Из дома напротив собора вышла девушка в легком ситцевом платьице, обтягивавшем ее, как кожа. Всем своим круглощеким, курносеньким лицом она счастливо улыбнулась не то снегу, не то какой-то своей радости и крикнула:
– Сережка!
Он остановился.
– Зачем вниз? Иди к батюшкиному колодцу. Все равно уж!
Он послушно повернулся и пошел обратно. Он шел, не отрывая глаз от девушки. Вдруг он поставил ведра, подошел к ней и все с тем же строгим выражением лица обнял ее. Она вскрикнула и обвила руками его шею.
Этот поцелуй под летящим снегом был так густ, так тягуч, так крепок, что я вчуже ощутил на губах его морозный огонь.
Когда парень пошел к колодцу, я догнал его.
– Послушайте, – сказал я, – почему этот колодезь называется «батюшкин»?
Он вытащил полные ведра, поставил их на землю и сказал нехотя:
– Да тут случай был с одним попиком…
– С отцом Арсением?
– Ага.
Он поднял обеими руками ведро, жадно отпил из него и пошел к дому.
Когда я вернулся в собор, он был почти пуст. Старушки собирали свечные огарки, снимали с икон бумажные розы. Повар и балалаечник, кряхтя и хекая, вытаскивали из тамбура тяжелый ларь с образками, крестами, печатными иконами, выставленными для продажи. Исай Неделин щелкал на счетах, подбивая дневную выручку. Словом, начиналась церковная проза.

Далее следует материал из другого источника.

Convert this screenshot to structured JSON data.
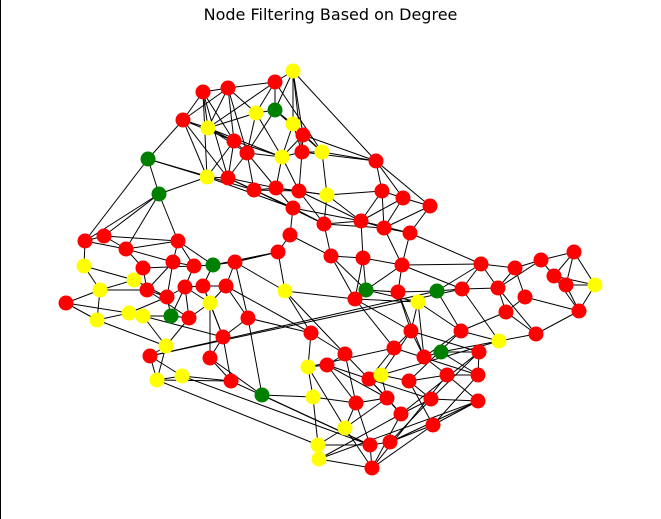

Владыка и монашек рассматривали фрески. Отец Федор почтительно прислушивался.
– Несомненно Рублев, – говорил преосвященный, вглядываясь в фигуру Сергия Радонежского. – Обратите внимание на эту розоватую охру.
– Мне кажется, – осторожно вмешался я, – что рисунок слишком сух для Рублева. В его живописи больше чувства.
Епископ вежливо выслушал и покачал головой.
– Вы – я разумею светских искусствоведов, – сказал он, – равняетесь на западное искусство, на эпоху Возрождения. Но ведь именно эта эпоха и покончила с религиозной живописью.
– Позвольте, а Боттичелли? А Сикстинская мадонна? А весь Рафаэль? А…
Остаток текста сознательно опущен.